Tuesday, March 30, 2010

I am curious, nosey, and interested in my surroundings. I have a hard time controlling it. Maybe you have that condition, too?

A man walks into a gated cafe area where I am sitting with a friend. Our food has just come. Lots of people are outside eating and enjoying the sun. I watch him walk through the unlocked gate and immediately notice that his face is severely scarred.

He sees me and makes a bee-line for our table. I see that everyone else is engaged in eating or talking. They do not see him or anyone else not in their line of vision.

I take him in: clean simple clothes, a folded newspaper and an empty Styrofoam cup are clutched behind his back. His hair is clean, but not quite right. Is he crazy or sane? Homeless or wealthy? I can't tell immediately. The cup is clean.
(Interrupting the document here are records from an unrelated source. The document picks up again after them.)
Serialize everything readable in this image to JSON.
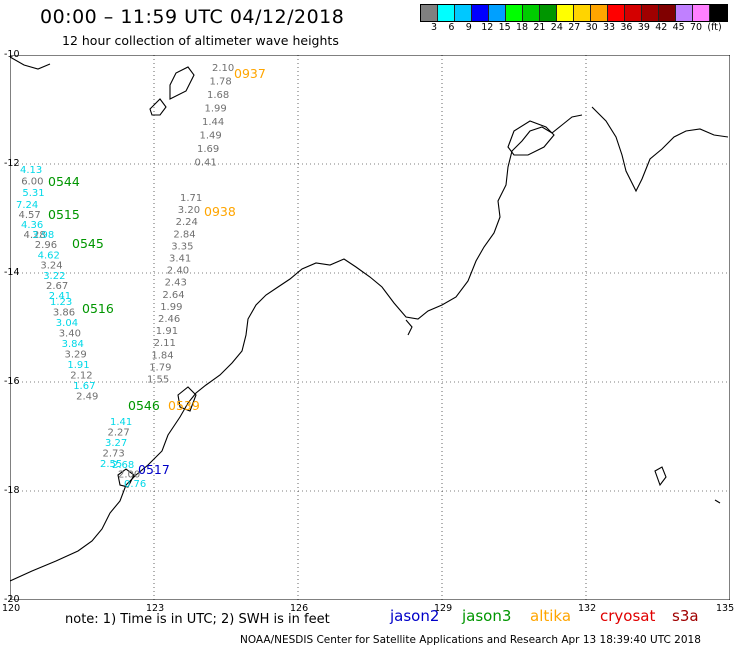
{
  "header": {
    "title": "00:00 – 11:59 UTC 04/12/2018",
    "subtitle": "12 hour collection of altimeter wave heights"
  },
  "legend": {
    "colors": [
      "#808080",
      "#00ffff",
      "#00c8ff",
      "#0000ff",
      "#00a0ff",
      "#00ff00",
      "#00cc00",
      "#009600",
      "#ffff00",
      "#ffd400",
      "#ffa500",
      "#ff0000",
      "#d40000",
      "#a00000",
      "#800000",
      "#c080ff",
      "#ff80ff",
      "#000000"
    ],
    "labels": [
      "3",
      "6",
      "9",
      "12",
      "15",
      "18",
      "21",
      "24",
      "27",
      "30",
      "33",
      "36",
      "39",
      "42",
      "45",
      "70",
      "(ft)"
    ]
  },
  "axes": {
    "lat_labels": [
      "-10",
      "-12",
      "-14",
      "-16",
      "-18",
      "-20"
    ],
    "lon_labels": [
      "120",
      "123",
      "126",
      "129",
      "132",
      "135"
    ]
  },
  "observations": [
    {
      "label": "0937",
      "color": "#ffa500",
      "values": [
        "2.10",
        "1.78",
        "1.68",
        "1.99",
        "1.44",
        "1.49",
        "1.69",
        "0.41"
      ]
    },
    {
      "label": "0938",
      "color": "#ffa500",
      "values": [
        "1.71",
        "3.20",
        "2.24",
        "2.84",
        "3.35",
        "3.41",
        "2.40",
        "2.43",
        "2.64",
        "1.99",
        "2.46",
        "1.91",
        "2.11",
        "1.84",
        "1.79",
        "1.55"
      ]
    },
    {
      "label": "0544",
      "color": "#009600",
      "values": [
        "4.13",
        "6.00",
        "5.31"
      ]
    },
    {
      "label": "0515",
      "color": "#009600",
      "values": [
        "7.24",
        "4.57",
        "4.36",
        "4.28"
      ]
    },
    {
      "label": "0545",
      "color": "#009600",
      "values": [
        "3.98",
        "2.96",
        "4.62",
        "3.24",
        "3.22",
        "2.67",
        "2.41"
      ]
    },
    {
      "label": "0516",
      "color": "#009600",
      "values": [
        "1.23",
        "3.86",
        "3.04",
        "3.40",
        "3.84",
        "3.29",
        "1.91",
        "2.12",
        "1.67",
        "2.49"
      ]
    },
    {
      "label": "0546",
      "color": "#009600",
      "values": [
        "1.41",
        "2.27",
        "3.27",
        "2.73",
        "2.55"
      ]
    },
    {
      "label": "0539",
      "color": "#ffa500",
      "values": []
    },
    {
      "label": "0517",
      "color": "#0000c8",
      "values": [
        "2.68",
        "2.00",
        "0.76"
      ]
    }
  ],
  "footer": {
    "note": "note: 1) Time is in UTC; 2) SWH is in feet",
    "satellites": [
      {
        "name": "jason2",
        "color": "#0000c8"
      },
      {
        "name": "jason3",
        "color": "#009600"
      },
      {
        "name": "altika",
        "color": "#ffa500"
      },
      {
        "name": "cryosat",
        "color": "#e00000"
      },
      {
        "name": "s3a",
        "color": "#a00000"
      }
    ],
    "credit": "NOAA/NESDIS Center for Satellite Applications and Research   Apr 13 18:39:40 UTC 2018"
  }
}
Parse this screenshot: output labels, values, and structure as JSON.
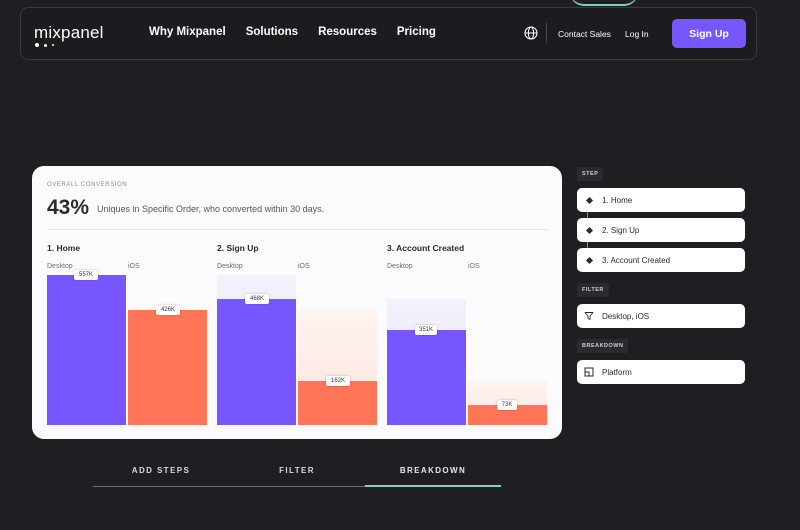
{
  "nav": {
    "logo": "mixpanel",
    "links": [
      "Why Mixpanel",
      "Solutions",
      "Resources",
      "Pricing"
    ],
    "contact_sales": "Contact Sales",
    "log_in": "Log In",
    "sign_up": "Sign Up"
  },
  "card": {
    "overall_label": "OVERALL CONVERSION",
    "overall_value": "43%",
    "overall_desc": "Uniques in Specific Order, who converted within 30 days.",
    "steps": [
      {
        "title": "1. Home",
        "desktop_label": "Desktop",
        "ios_label": "iOS",
        "desktop_value": "557K",
        "ios_value": "426K",
        "desktop_count": 557,
        "ios_count": 426
      },
      {
        "title": "2. Sign Up",
        "desktop_label": "Desktop",
        "ios_label": "iOS",
        "desktop_value": "468K",
        "ios_value": "162K",
        "desktop_count": 468,
        "ios_count": 162
      },
      {
        "title": "3. Account Created",
        "desktop_label": "Desktop",
        "ios_label": "iOS",
        "desktop_value": "351K",
        "ios_value": "73K",
        "desktop_count": 351,
        "ios_count": 73
      }
    ],
    "colors": {
      "desktop": "#7856ff",
      "ios": "#ff7557"
    }
  },
  "sidebar": {
    "step_label": "STEP",
    "steps": [
      "1. Home",
      "2. Sign Up",
      "3. Account Created"
    ],
    "filter_label": "FILTER",
    "filter_value": "Desktop, iOS",
    "breakdown_label": "BREAKDOWN",
    "breakdown_value": "Platform"
  },
  "tabs": {
    "items": [
      "ADD STEPS",
      "FILTER",
      "BREAKDOWN"
    ],
    "active": "BREAKDOWN"
  }
}
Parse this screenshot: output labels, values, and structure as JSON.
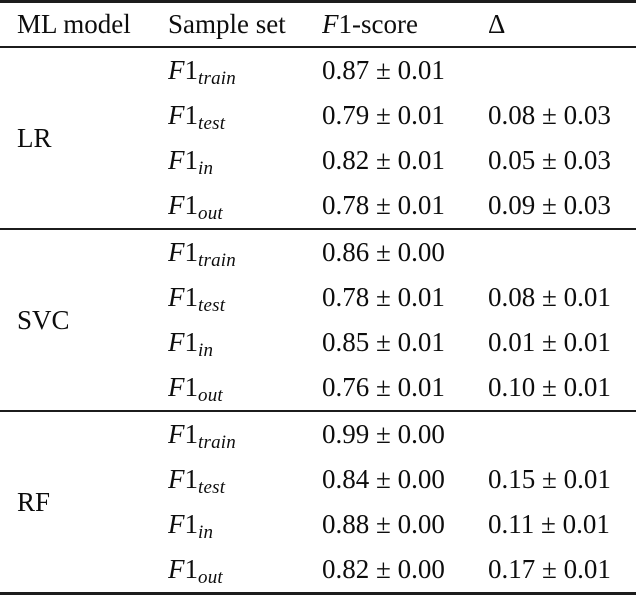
{
  "table": {
    "headers": {
      "model": "ML model",
      "sample_set": "Sample set",
      "f1_italic": "F",
      "f1_rest": "1-score",
      "delta": "Δ"
    },
    "f1_prefix": {
      "italic": "F",
      "upright": "1"
    },
    "groups": [
      {
        "model": "LR",
        "rows": [
          {
            "subscript": "train",
            "f1": "0.87 ± 0.01",
            "delta": ""
          },
          {
            "subscript": "test",
            "f1": "0.79 ± 0.01",
            "delta": "0.08 ± 0.03"
          },
          {
            "subscript": "in",
            "f1": "0.82 ± 0.01",
            "delta": "0.05 ± 0.03"
          },
          {
            "subscript": "out",
            "f1": "0.78 ± 0.01",
            "delta": "0.09 ± 0.03"
          }
        ]
      },
      {
        "model": "SVC",
        "rows": [
          {
            "subscript": "train",
            "f1": "0.86 ± 0.00",
            "delta": ""
          },
          {
            "subscript": "test",
            "f1": "0.78 ± 0.01",
            "delta": "0.08 ± 0.01"
          },
          {
            "subscript": "in",
            "f1": "0.85 ± 0.01",
            "delta": "0.01 ± 0.01"
          },
          {
            "subscript": "out",
            "f1": "0.76 ± 0.01",
            "delta": "0.10 ± 0.01"
          }
        ]
      },
      {
        "model": "RF",
        "rows": [
          {
            "subscript": "train",
            "f1": "0.99 ± 0.00",
            "delta": ""
          },
          {
            "subscript": "test",
            "f1": "0.84 ± 0.00",
            "delta": "0.15 ± 0.01"
          },
          {
            "subscript": "in",
            "f1": "0.88 ± 0.00",
            "delta": "0.11 ± 0.01"
          },
          {
            "subscript": "out",
            "f1": "0.82 ± 0.00",
            "delta": "0.17 ± 0.01"
          }
        ]
      }
    ]
  }
}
He walks directly up to my place and points at my sandwich. He asks how the food is. Okay. He responds that I chose well and almost touches my sandwich as he pointed at it. My thoughts were: can't I just eat this in peace? is he okay? am I safe?

I am aware that I look him in the eyes - a place where there is no scarring, a place to test his response. His doesn't look alcoholic or drug addled; he doesn't look wild-eyed.

He left and walked in the back door of the restaurant as if he did this every day.
I thought: why me? why do I always attract the crazies? How is it that he decided to talk to me?

Then I felt ashamed. His scars were scary looking. What if people ignored him or worse? What if this were me?

As an after thought, I wished I would have offered him the sandwich. But then, I realized that he never asked for it. Perhaps his dignity was left intact with that quick, simple interaction before I could do any harm.

Maybe, I was presented with another teacher on my path that I didn't recognize in the moment.

Monday, March 22, 2010

Daylight Savings Time and the Happy Accident

Sometimes there are happy accidents. Last week was one of those times.

My partner and I took a vacation last week - the first real vacation in years that didn't center around a family activity. This was a chance to move outside of the usual circles in life. There was no agenda except to enjoy the coast and head south.

It seemed that grey weather followed us. No sunburns. No glare from the sun either while driving. Spring was still barely emerging from a very hard winter.

This year, spring forward happened over our vacation weekend. Our elected officials seem bent on using Daylight Savings Time throughout more and more of the year. It seems so early to go to DST in mid-March! We had a very gentle adjustment as we slept in to accomodate to the time change.

Our little grandson seems to have more difficulty. I kept thinking: wait until he starts school. Memories of children acting a little grouchier and groggier during those bi-annual time shifts remain clear in my mind.

An aunt and uncle, long gone now, used to ignore the time change. They lived their lives on their farm firmly planted in the rising and setting of the sun. Sure, they worked around others' lives and schedules knowing about Daylight Savings Time. However, they were always home for their usual mealtime and bedtime.

Having worked at the National Institutes of Mental Health in 1979 in a research department called Brain Evolution and Behavior, I learned of the importance of circadium rhythms, sleep patterns, and other subtle biochemical patterns that interplay with our environment. I have often wondered what Daylight Savings Time means for people with sensitive responses to change?

The director of the agency never adopted Daylight Savings Time patterns and came in at 7:30 a.m. in the winter and 8:30 a.m. in the summer. His staff did not have the same option. I often wondered why. Maybe our rural family was on to something.

With our vacation accidentally centered around the time change, we got to adjust our sleep patterns a little more gently this week. My hope is that everyone gets the opportunity to adjust to this artificial construct and give themselves a wide berth for more naps and snuggling. What an opportunity for compassionate care for yourself and others.